Tuesday, May 14, 2013

Daily Bread's Ultimate Food Challenge 2013

I had the pleasure of attending Daily Bread Food Bank's 2nd Annual Ultimate Food Challenge (#ufchallenge) last Wednesday, May 8th. Sponsored by Campbell's, Canadian Pacific, Corus Entertainment and Nutella, the "Foodie Fundraiser" was held at Corus Quay and featured live entertainment, a silent auction, and of course the highlight of the evening - a friendly culinary battle between three celebrity chefs. Over 250 guests had the opportunity to sample gourmet hors d'oeuvres served and prepared by trainees and graduates from Daily Bread's Catering Kitchen as well as signature dishes made by the three competing chefs.

Proceeds from the 2013 Ultimate Food Challenge goes to supporting Daily Bread’s Kitchen, which will provide 170,000 nutritious meals this year to shelters, schools and other meal programs serving low-income children and adults at more than 100 public and social service agencies in neighbourhoods across Toronto.

Below is a recap of the 2013 Ultimate Food Challenge:


Over 50 items were being auctioned off at the silent auction.

Wine sponsor: Peller Estates (Twitter: @PellerVQA, Facebook: Peller Estates Winery)
Beer sponsor: Beau's (Twitter: @beausallnatural, Facebook: Beau's All Natural Brewing Co.)

Guests sampled signature dishes from the competing chefs' restaurants and the Daily Bread Catering Kitchen.

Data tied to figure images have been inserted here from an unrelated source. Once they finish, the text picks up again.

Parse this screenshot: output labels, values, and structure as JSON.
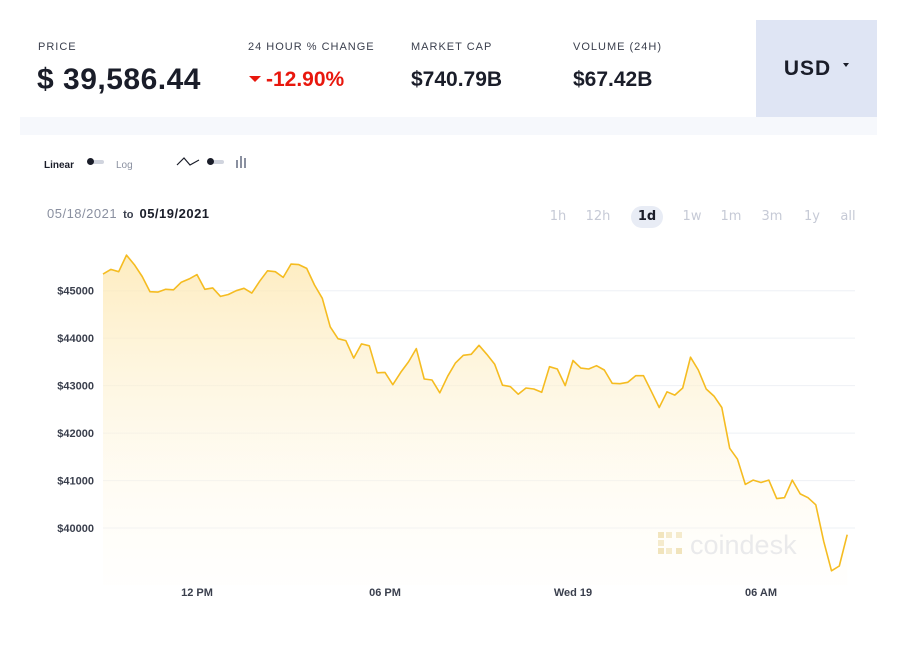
{
  "stats": {
    "price_label": "PRICE",
    "price_value": "$ 39,586.44",
    "change_label": "24 HOUR % CHANGE",
    "change_value": "-12.90%",
    "market_cap_label": "MARKET CAP",
    "market_cap_value": "$740.79B",
    "volume_label": "VOLUME (24H)",
    "volume_value": "$67.42B",
    "currency": "USD"
  },
  "toggles": {
    "scale_linear": "Linear",
    "scale_log": "Log",
    "chart_line_icon": "line-chart-icon",
    "chart_bar_icon": "bar-chart-icon"
  },
  "date_range": {
    "from": "05/18/2021",
    "to_word": "to",
    "to": "05/19/2021"
  },
  "periods": [
    "1h",
    "12h",
    "1d",
    "1w",
    "1m",
    "3m",
    "1y",
    "all"
  ],
  "active_period": "1d",
  "colors": {
    "accent": "#f5bc21",
    "negative": "#e8170d",
    "currency_bg": "#dfe5f4"
  },
  "watermark": "coindesk",
  "chart_data": {
    "type": "area",
    "title": "",
    "xlabel": "",
    "ylabel": "",
    "x_tick_labels": [
      "12 PM",
      "06 PM",
      "Wed 19",
      "06 AM"
    ],
    "y_tick_labels": [
      "$40000",
      "$41000",
      "$42000",
      "$43000",
      "$44000",
      "$45000"
    ],
    "y_ticks": [
      40000,
      41000,
      42000,
      43000,
      44000,
      45000
    ],
    "x_range_hours": [
      0,
      24
    ],
    "x_tick_hours": [
      3,
      9,
      15,
      21
    ],
    "ylim": [
      38800,
      45900
    ],
    "grid": true,
    "series": [
      {
        "x": [
          0,
          0.25,
          0.5,
          0.75,
          1,
          1.25,
          1.5,
          1.75,
          2,
          2.25,
          2.5,
          2.75,
          3,
          3.25,
          3.5,
          3.75,
          4,
          4.25,
          4.5,
          4.75,
          5,
          5.25,
          5.5,
          5.75,
          6,
          6.25,
          6.5,
          6.75,
          7,
          7.25,
          7.5,
          7.75,
          8,
          8.25,
          8.5,
          8.75,
          9,
          9.25,
          9.5,
          9.75,
          10,
          10.25,
          10.5,
          10.75,
          11,
          11.25,
          11.5,
          11.75,
          12,
          12.25,
          12.5,
          12.75,
          13,
          13.25,
          13.5,
          13.75,
          14,
          14.25,
          14.5,
          14.75,
          15,
          15.25,
          15.5,
          15.75,
          16,
          16.25,
          16.5,
          16.75,
          17,
          17.25,
          17.5,
          17.75,
          18,
          18.25,
          18.5,
          18.75,
          19,
          19.25,
          19.5,
          19.75,
          20,
          20.25,
          20.5,
          20.75,
          21,
          21.25,
          21.5,
          21.75,
          22,
          22.25,
          22.5,
          22.75,
          23,
          23.25,
          23.5,
          23.75
        ],
        "values": [
          45350,
          45450,
          45400,
          45750,
          45550,
          45300,
          44980,
          44970,
          45030,
          45020,
          45180,
          45250,
          45340,
          45030,
          45060,
          44880,
          44920,
          45000,
          45050,
          44950,
          45200,
          45420,
          45400,
          45280,
          45560,
          45550,
          45470,
          45120,
          44840,
          44240,
          43990,
          43950,
          43580,
          43880,
          43840,
          43270,
          43280,
          43020,
          43280,
          43500,
          43780,
          43140,
          43120,
          42850,
          43200,
          43480,
          43640,
          43660,
          43850,
          43660,
          43450,
          43010,
          42980,
          42820,
          42950,
          42930,
          42860,
          43400,
          43350,
          43000,
          43530,
          43370,
          43350,
          43420,
          43330,
          43050,
          43040,
          43070,
          43210,
          43210,
          42880,
          42540,
          42870,
          42800,
          42950,
          43600,
          43330,
          42930,
          42780,
          42540,
          41680,
          41450,
          40920,
          41010,
          40960,
          41010,
          40620,
          40640,
          41010,
          40720,
          40640,
          40490,
          39720,
          39100,
          39200,
          39860
        ]
      }
    ]
  }
}
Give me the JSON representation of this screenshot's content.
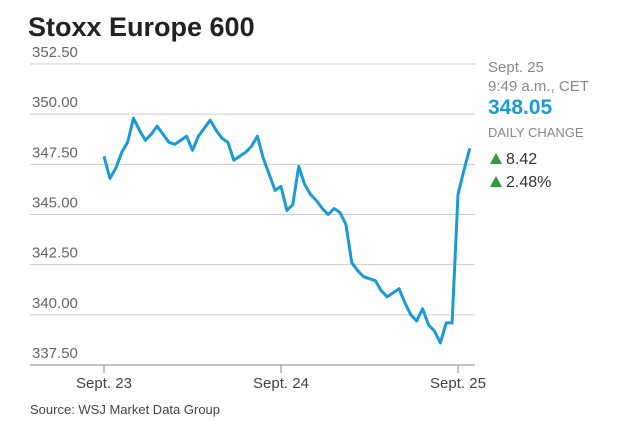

Daily Bread Catering Kitchen's Signature Dish
Ceviche with Popped Corn and Pickled Poblano Pepper

 Executive Chef Jason Parsons (@ChefParsons), Peller Estates Winery Restaurant

Executive Chef Jason Parsons' Signature Dish
Icewine Lobster & Basil Ravioli made with Double Smoked Bacon, Brebis Parmesan and Sur Lie Chardonnay Cream

Executive Chef Alexandra Feswick (@Alexandfeswick), The Samuel J. Moore (@TheSamuelJMoore), The Great Hall

Executive Chef Alexandra Feswick's Signature Dish
Devils on Horseback: Prunes stewed in Port, Stuffed with Walnuts and Blue Cheese, Wrapped in Bacon and Roasted

Executive Chef Devan Rajkumar (@ChefDevan), The Food Dudes (@TheFoodDudesTO)

Executive Chef Devan Rajkumar's Signature Dish
Buttermilk Chicken Drummette with Asian BBQ Sauce, Charred Pineapple Salsa, Crispy Shallots

A welcome from Daily Bread Executive Director Gail Nyberg.


The Judges Panel (from left to right)
Arlene Dickinson (@ArleneDickinson) - Start of CBC's Dragons' Den and The Big Decision
Leslie Roberts (@lrobertsglobal) - Anchor, News Hour and News Hour Final at Global Toronto
Erin Davis (@CHFIErin) - Co-host of 98.1 CHFI's Morning Show
Suman Roy (@Chefsuman) - Executive Chef, Campbell Company of Canada 
Melissa Grelo (@melissagrelo) - Co-host, CP24 Breakfast / CP24 Anchor

With 20 minutes on the clock, each chef is required to whip up a tasty dish using only their basket of typical food bank staples (i.e. various kinds of canned goods, rice, etc.) and limited fresh ingredients. Chefs are awarded more points if they use as many basket ingredients as possible in their challenge dish.  

Guests get to vote for their Fan Favourite.

Times up!

The challenge dishes:

Chef Jason Parsons
Ham, Cheddar and Potato Croquettes

Chef Devan Rajkumar (FAN FAVOURITE)
Vegetarian Slider, Apple-Carrot-Mango Slaw, Homemade Chili Aioli, Melted Cheddar Cheese

Western Falafel: Mashed Chick Peas Rolled in Pita Crumbs, on a Bed of Sauteed Spinach, Fresh Zucchini and Peppers Salad with Pickled Squash and Seasoned Yogurt.

The night ended with lovely desserts from Dufflet (Twitter: @dufflet, Facebook: Dufflet Pastries) and coffee from Balzacs (Twitter: @Balzacs, Facebook: Balzac's Coffee).

Daily Bread Food Bank (Twitter: @DailyBreadTO, Facebook: Daily Bread Food Bank) distributed over 10.6 million pounds of food last year through more than 200 food banks and meal programs. Daily Bread provides food for an average of 66,000 visits a month to food banks, and more than 3,500 prepared meals every week. The Food Services Training Program is a 16-week training program where individuals facing barriers to employment learn valuable skills for employment in the food services industry. With five full-time professional staff onsite each day to teach and guide the trainees, this one-of-a-kind comprehensive program has successfully fostered job readiness and confidence in our trainees, both professionally and personally.